Keywords: Fukushima, nuclear disaster/accidents, nuclear policy, risk assessment and
governance, technology assessment.

Eight years involved with the nuclear industry have taught me that when nothing can
possibly go wrong and every avenue has been covered, then is the time to buy a house
on the next continent.
∼Terry Prachett

Anonymous said...

The paper is freely accessible under the link below:

It's basically crap. Downer compares NPPs to planes, bridges and dams… without getting the obvious point that no one is thinking of banning either of those, although all have been involved in very severe accidents, especially dams. In case of an accident, you see whether you can learn something, and then readjust risk models and make things safer (valid for all technologies).
The tragedy in Fukushima is that there is not really much to learn. IMHO, the main responsibility lies in the Japanese regulators, who did not require those upgrades (backup cooling, hardened vents, venting filters) that were installed decades ago elsewhere after the TMI accident. This is especially unforgivable given the high natural risks in Japan.
It is baffling that Downer completely misses out this point (demonstrably different risk assessments and regulations in different places) in a supposedly 'serious' paper… He could have relatively easily compared the specifications for different groups of countries and produced a good paper, useful as a tool for those citizens of "too optimistic" countries to put pressure on their establishment to beef up norms (e.g. missing containment filters in the USA).

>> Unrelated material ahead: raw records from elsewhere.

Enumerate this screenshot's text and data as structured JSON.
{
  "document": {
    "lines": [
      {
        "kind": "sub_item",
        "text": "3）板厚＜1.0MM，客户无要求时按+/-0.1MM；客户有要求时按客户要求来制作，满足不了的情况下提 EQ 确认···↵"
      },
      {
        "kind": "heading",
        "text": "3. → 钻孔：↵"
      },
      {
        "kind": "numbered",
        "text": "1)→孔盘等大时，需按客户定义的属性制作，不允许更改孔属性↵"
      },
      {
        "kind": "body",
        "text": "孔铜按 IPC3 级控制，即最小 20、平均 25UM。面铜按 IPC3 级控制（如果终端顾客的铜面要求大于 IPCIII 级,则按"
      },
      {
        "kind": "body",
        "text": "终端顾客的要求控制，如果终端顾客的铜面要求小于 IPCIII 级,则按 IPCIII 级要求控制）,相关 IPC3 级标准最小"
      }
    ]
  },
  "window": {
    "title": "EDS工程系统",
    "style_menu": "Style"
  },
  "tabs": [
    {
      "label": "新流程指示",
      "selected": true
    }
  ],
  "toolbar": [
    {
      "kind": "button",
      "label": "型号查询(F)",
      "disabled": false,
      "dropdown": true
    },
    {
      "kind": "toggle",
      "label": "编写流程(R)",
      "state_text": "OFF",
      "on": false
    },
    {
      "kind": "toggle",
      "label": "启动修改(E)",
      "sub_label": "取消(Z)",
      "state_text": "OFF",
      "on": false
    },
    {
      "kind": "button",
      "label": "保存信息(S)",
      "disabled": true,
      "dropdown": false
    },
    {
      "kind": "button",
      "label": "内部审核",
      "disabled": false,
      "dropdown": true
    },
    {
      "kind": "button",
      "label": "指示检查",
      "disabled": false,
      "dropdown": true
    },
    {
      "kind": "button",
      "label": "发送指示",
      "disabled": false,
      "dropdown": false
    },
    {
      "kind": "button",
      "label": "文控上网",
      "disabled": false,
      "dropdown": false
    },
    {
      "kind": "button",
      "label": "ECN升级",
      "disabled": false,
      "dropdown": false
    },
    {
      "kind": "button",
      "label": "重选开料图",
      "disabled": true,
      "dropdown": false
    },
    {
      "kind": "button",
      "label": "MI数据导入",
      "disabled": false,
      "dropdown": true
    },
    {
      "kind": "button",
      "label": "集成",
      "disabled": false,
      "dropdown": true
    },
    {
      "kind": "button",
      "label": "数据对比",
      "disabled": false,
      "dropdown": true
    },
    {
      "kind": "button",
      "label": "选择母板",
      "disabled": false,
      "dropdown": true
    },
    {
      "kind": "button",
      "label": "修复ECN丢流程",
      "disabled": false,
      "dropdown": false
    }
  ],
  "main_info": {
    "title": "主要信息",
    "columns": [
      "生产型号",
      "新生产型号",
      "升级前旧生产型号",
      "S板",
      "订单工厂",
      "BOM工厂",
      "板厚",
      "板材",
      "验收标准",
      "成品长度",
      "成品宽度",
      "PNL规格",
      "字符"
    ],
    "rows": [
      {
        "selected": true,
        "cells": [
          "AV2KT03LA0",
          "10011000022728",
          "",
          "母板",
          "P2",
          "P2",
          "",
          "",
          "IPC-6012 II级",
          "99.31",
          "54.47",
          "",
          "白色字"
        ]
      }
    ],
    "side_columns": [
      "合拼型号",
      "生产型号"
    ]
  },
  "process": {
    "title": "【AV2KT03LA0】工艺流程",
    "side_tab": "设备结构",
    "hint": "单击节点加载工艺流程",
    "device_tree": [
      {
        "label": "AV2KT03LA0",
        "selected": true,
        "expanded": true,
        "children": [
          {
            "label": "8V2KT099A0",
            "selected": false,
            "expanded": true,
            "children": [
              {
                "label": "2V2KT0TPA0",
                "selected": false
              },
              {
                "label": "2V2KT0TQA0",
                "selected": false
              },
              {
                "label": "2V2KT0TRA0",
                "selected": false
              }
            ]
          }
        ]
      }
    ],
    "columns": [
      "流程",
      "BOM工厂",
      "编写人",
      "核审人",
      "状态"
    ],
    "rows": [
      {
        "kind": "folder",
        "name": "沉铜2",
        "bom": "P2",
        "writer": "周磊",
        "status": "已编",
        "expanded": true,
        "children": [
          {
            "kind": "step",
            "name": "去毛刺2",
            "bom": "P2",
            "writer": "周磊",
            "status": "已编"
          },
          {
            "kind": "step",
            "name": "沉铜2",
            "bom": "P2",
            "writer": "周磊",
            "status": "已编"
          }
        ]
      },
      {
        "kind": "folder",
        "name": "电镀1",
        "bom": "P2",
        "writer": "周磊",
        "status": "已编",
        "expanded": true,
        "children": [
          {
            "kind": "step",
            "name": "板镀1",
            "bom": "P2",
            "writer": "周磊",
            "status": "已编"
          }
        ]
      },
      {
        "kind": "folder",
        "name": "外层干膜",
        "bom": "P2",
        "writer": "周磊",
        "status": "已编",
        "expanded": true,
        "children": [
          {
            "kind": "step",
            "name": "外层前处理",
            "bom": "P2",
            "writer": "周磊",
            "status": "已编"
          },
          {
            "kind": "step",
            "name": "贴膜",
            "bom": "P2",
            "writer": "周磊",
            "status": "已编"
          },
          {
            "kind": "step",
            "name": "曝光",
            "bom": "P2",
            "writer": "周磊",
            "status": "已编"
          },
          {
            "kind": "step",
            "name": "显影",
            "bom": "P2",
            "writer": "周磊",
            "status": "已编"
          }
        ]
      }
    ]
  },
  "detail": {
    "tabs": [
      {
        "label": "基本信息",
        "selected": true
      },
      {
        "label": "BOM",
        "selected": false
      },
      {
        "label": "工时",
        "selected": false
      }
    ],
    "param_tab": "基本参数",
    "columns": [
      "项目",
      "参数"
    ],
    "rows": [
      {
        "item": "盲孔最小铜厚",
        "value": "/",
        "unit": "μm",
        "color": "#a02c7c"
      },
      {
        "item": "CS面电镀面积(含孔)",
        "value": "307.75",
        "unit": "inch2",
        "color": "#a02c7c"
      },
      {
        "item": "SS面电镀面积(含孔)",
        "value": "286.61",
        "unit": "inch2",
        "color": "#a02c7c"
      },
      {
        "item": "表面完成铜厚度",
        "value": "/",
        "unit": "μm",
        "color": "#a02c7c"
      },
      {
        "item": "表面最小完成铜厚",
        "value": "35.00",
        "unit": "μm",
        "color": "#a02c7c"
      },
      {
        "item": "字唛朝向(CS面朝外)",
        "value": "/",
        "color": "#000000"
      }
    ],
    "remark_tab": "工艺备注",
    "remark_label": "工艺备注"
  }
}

Finally, he conveniently skips the main point: how many people die from NPPs per unit energy produced vs. other technologies. For example, coal, only Germany: ca. 3000 early deaths per year (10 deaths/TWh), and the German government prefers to close down NPPs so they can keep coal working and gassing their citizens in the process (40 TWh/y nuclear closed and coal kept instead ~400 extra deaths/year)… This is by (very) far the most glaring (and deadly) risk assessment mistake!